No — that is misclassification. The IRS, state DOLs, and workers themselves can challenge misclassification and win back-taxes, penalties, and damages. Penalties for willful misclassification can exceed 100% of the evaded taxes.
What is the ABC test?
A stricter worker-classification test used by California (AB5), New Jersey, Massachusetts and others. All three prongs must be true for contractor status: (A) worker free from direction and control, (B) work is outside the hiring firm's usual business, (C) worker is customarily engaged in independent business. The B prong is the trap — a software company cannot easily classify a software engineer as a contractor under ABC.
Can the same person be an employee for one company and a contractor for another?

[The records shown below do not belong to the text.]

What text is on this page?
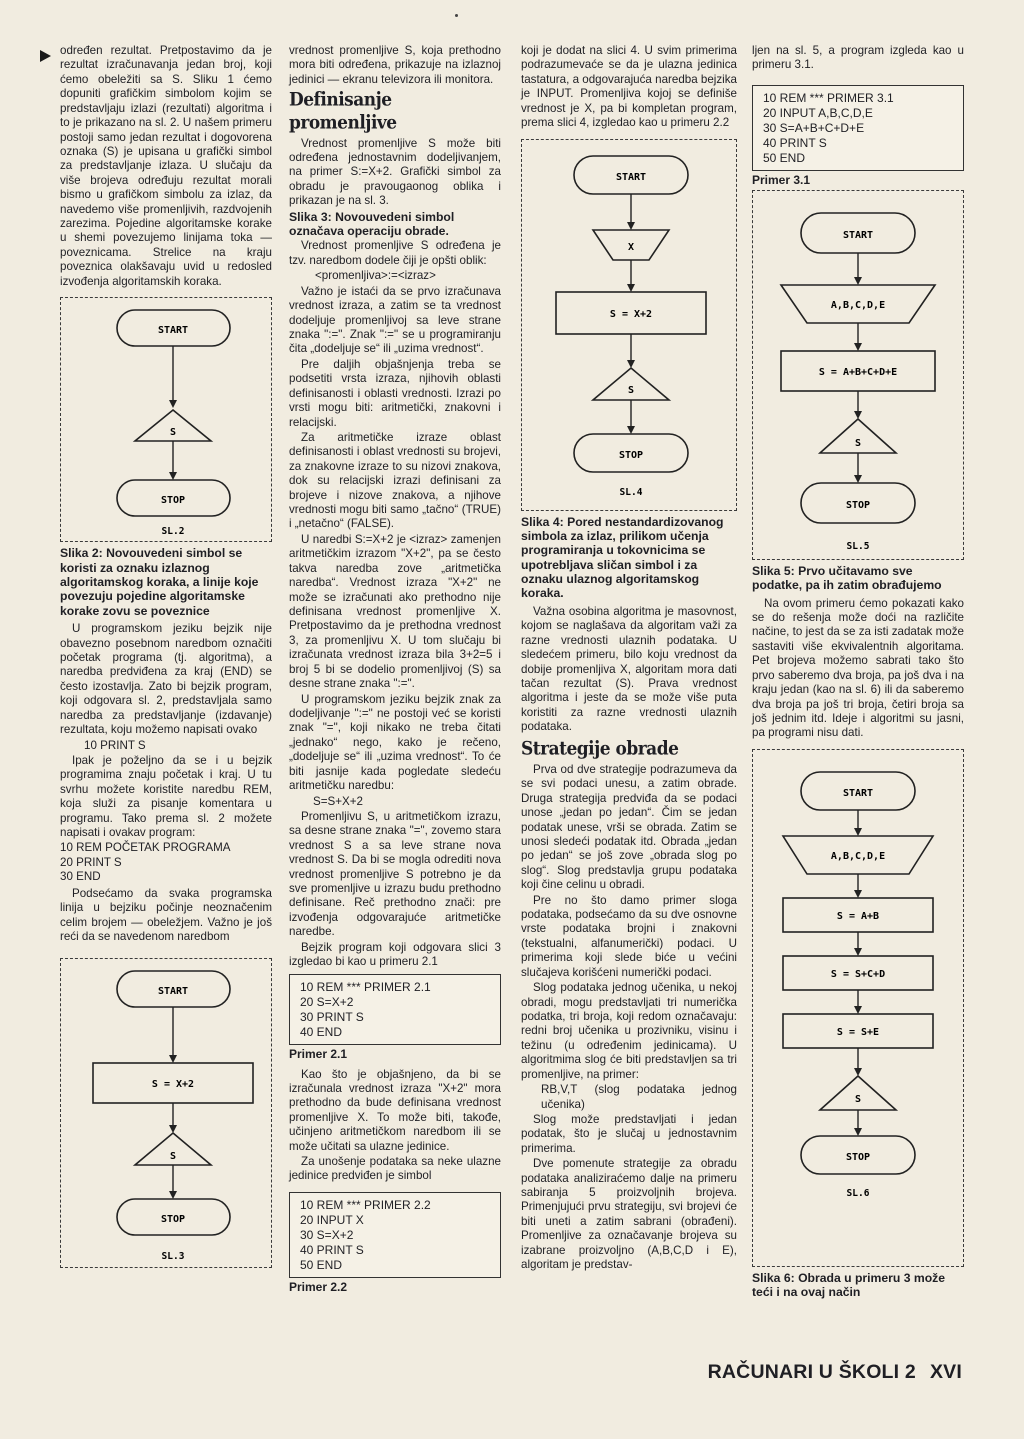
određen rezultat. Pretpostavimo da je rezultat izračunavanja jedan broj, koji ćemo obeležiti sa S. Sliku 1 ćemo dopuniti grafičkim simbolom kojim se predstavljaju izlazi (rezultati) algoritma i to je prikazano na sl. 2. U našem primeru postoji samo jedan rezultat i dogovorena oznaka (S) je upisana u grafički simbol za predstavljanje izlaza. U slučaju da više brojeva određuju rezultat morali bismo u grafičkom simbolu za izlaz, da navedemo više promenljivih, razdvojenih zarezima. Pojedine algoritamske korake u shemi povezujemo linijama toka — poveznicama. Strelice na kraju poveznica olakšavaju uvid u redosled izvođenja algoritamskih koraka.

START
S
STOP
SL.2
Slika 2: Novouvedeni simbol se koristi za oznaku izlaznog algoritamskog koraka, a linije koje povezuju pojedine algoritamske korake zovu se poveznice

U programskom jeziku bejzik nije obavezno posebnom naredbom označiti početak programa (tj. algoritma), a naredba predviđena za kraj (END) se često izostavlja. Zato bi bejzik program, koji odgovara sl. 2, predstavljala samo naredba za predstavljanje (izdavanje) rezultata, koju možemo napisati ovako

10 PRINT S

Ipak je poželjno da se i u bejzik programima znaju početak i kraj. U tu svrhu možete koristite naredbu REM, koja služi za pisanje komentara u programu. Tako prema sl. 2 možete napisati i ovakav program:

10 REM POČETAK PROGRAMA
20 PRINT S
30 END

Podsećamo da svaka programska linija u bejziku počinje neoznačenim celim brojem — obeležjem. Važno je još reći da se navedenom naredbom

START
S = X+2
S
STOP
SL.3

vrednost promenljive S, koja prethodno mora biti određena, prikazuje na izlaznoj jedinici — ekranu televizora ili monitora.

Definisanje promenljive

Vrednost promenljive S može biti određena jednostavnim dodeljivanjem, na primer S:=X+2. Grafički simbol za obradu je pravougaonog oblika i prikazan je na sl. 3.

Slika 3: Novouvedeni simbol označava operaciju obrade.

Vrednost promenljive S određena je tzv. naredbom dodele čiji je opšti oblik:

<promenljiva>:=<izraz>

Važno je istaći da se prvo izračunava vrednost izraza, a zatim se ta vrednost dodeljuje promenljivoj sa leve strane znaka ":=". Znak ":=" se u programiranju čita „dodeljuje se“ ili „uzima vrednost“.

Pre daljih objašnjenja treba se podsetiti vrsta izraza, njihovih oblasti definisanosti i oblasti vrednosti. Izrazi po vrsti mogu biti: aritmetički, znakovni i relacijski.

Za aritmetičke izraze oblast definisanosti i oblast vrednosti su brojevi, za znakovne izraze to su nizovi znakova, dok su relacijski izrazi definisani za brojeve i nizove znakova, a njihove vrednosti mogu biti samo „tačno“ (TRUE) i „netačno“ (FALSE).

U naredbi S:=X+2 je <izraz> zamenjen aritmetičkim izrazom "X+2", pa se često takva naredba zove „aritmetička naredba“. Vrednost izraza "X+2" ne može se izračunati ako prethodno nije definisana vrednost promenljive X. Pretpostavimo da je prethodna vrednost 3, za promenljivu X. U tom slučaju bi izračunata vrednost izraza bila 3+2=5 i broj 5 bi se dodelio promenljivoj (S) sa desne strane znaka ":=".

U programskom jeziku bejzik znak za dodeljivanje ":=" ne postoji već se koristi znak "=", koji nikako ne treba čitati „jednako“ nego, kako je rečeno, „dodeljuje se“ ili „uzima vrednost“. To će biti jasnije kada pogledate sledeću aritmetičku naredbu:

S=S+X+2

Promenljivu S, u aritmetičkom izrazu, sa desne strane znaka "=", zovemo stara vrednost S a sa leve strane nova vrednost S. Da bi se mogla odrediti nova vrednost promenljive S potrebno je da sve promenljive u izrazu budu prethodno definisane. Reč prethodno znači: pre izvođenja odgovarajuće aritmetičke naredbe.

Bejzik program koji odgovara slici 3 izgledao bi kao u primeru 2.1

10 REM *** PRIMER 2.1
20 S=X+2
30 PRINT S
40 END
Primer 2.1

Kao što je objašnjeno, da bi se izračunala vrednost izraza "X+2" mora prethodno da bude definisana vrednost promenljive X. To može biti, takođe, učinjeno aritmetičkom naredbom ili se može učitati sa ulazne jedinice.

Za unošenje podataka sa neke ulazne jedinice predviđen je simbol

10 REM *** PRIMER 2.2
20 INPUT X
30 S=X+2
40 PRINT S
50 END
Primer 2.2

koji je dodat na slici 4. U svim primerima podrazumevaće se da je ulazna jedinica tastatura, a odgovarajuća naredba bejzika je INPUT. Promenljiva kojoj se definiše vrednost je X, pa bi kompletan program, prema slici 4, izgledao kao u primeru 2.2

START
X
S = X+2
S
STOP
SL.4
Slika 4: Pored nestandardizovanog simbola za izlaz, prilikom učenja programiranja u tokovnicima se upotrebljava sličan simbol i za oznaku ulaznog algoritamskog koraka.

Važna osobina algoritma je masovnost, kojom se naglašava da algoritam važi za razne vrednosti ulaznih podataka. U sledećem primeru, bilo koju vrednost da dobije promenljiva X, algoritam mora dati tačan rezultat (S). Prava vrednost algoritma i jeste da se može više puta koristiti za razne vrednosti ulaznih podataka.

Strategije obrade

Prva od dve strategije podrazumeva da se svi podaci unesu, a zatim obrade. Druga strategija predviđa da se podaci unose „jedan po jedan“. Čim se jedan podatak unese, vrši se obrada. Zatim se unosi sledeći podatak itd. Obrada „jedan po jedan“ se još zove „obrada slog po slog“. Slog predstavlja grupu podataka koji čine celinu u obradi.

Pre no što damo primer sloga podataka, podsećamo da su dve osnovne vrste podataka brojni i znakovni (tekstualni, alfanumerički) podaci. U primerima koji slede biće u većini slučajeva korišćeni numerički podaci.

Slog podataka jednog učenika, u nekoj obradi, mogu predstavljati tri numerička podatka, tri broja, koji redom označavaju: redni broj učenika u prozivniku, visinu i težinu (u određenim jedinicama). U algoritmima slog će biti predstavljen sa tri promenljive, na primer:

RB,V,T (slog podataka jednog učenika)

Slog može predstavljati i jedan podatak, što je slučaj u jednostavnim primerima.

Dve pomenute strategije za obradu podataka analiziraćemo dalje na primeru sabiranja 5 proizvoljnih brojeva. Primenjujući prvu strategiju, svi brojevi će biti uneti a zatim sabrani (obrađeni). Promenljive za označavanje brojeva su izabrane proizvoljno (A,B,C,D i E), algoritam je predstav-

ljen na sl. 5, a program izgleda kao u primeru 3.1.

10 REM *** PRIMER 3.1
20 INPUT A,B,C,D,E
30 S=A+B+C+D+E
40 PRINT S
50 END
Primer 3.1
START
A,B,C,D,E
S = A+B+C+D+E
S
STOP
SL.5
Slika 5: Prvo učitavamo sve podatke, pa ih zatim obrađujemo

Na ovom primeru ćemo pokazati kako se do rešenja može doći na različite načine, to jest da se za isti zadatak može sastaviti više ekvivalentnih algoritama. Pet brojeva možemo sabrati tako što prvo saberemo dva broja, pa još dva i na kraju jedan (kao na sl. 6) ili da saberemo dva broja pa još tri broja, četiri broja sa još jednim itd. Ideje i algoritmi su jasni, pa programi nisu dati.

START
A,B,C,D,E
S = A+B
S = S+C+D
S = S+E
S
STOP
SL.6
Slika 6: Obrada u primeru 3 može teći i na ovaj način
RAČUNARI U ŠKOLI 2 XVI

Yes. Classification is relationship-specific. Someone could be a W-2 employee at their primary job and a 1099 contractor on the side, as long as each relationship independently meets the classification test.
Do offshore workers count as contractors or employees?
Under US law, neither directly — US worker classification rules only apply to work performed in the US. For offshore workers, their home country's labor law applies. Most offshore staffing models make the worker an employee of a foreign EOR or staffing agency, so the US client receives a service invoice rather than worker wages.
What are the penalties for misclassification?
IRS: back payroll taxes (FICA, FUTA, income-tax withholding), 20-100% penalties, interest. State: back UI taxes, workers' comp premiums, penalties. DOL: back overtime and minimum-wage damages, liquidated damages (double). Worker lawsuits: damages for denied benefits, overtime, statutory penalties. Total exposure can be several times the original cost savings.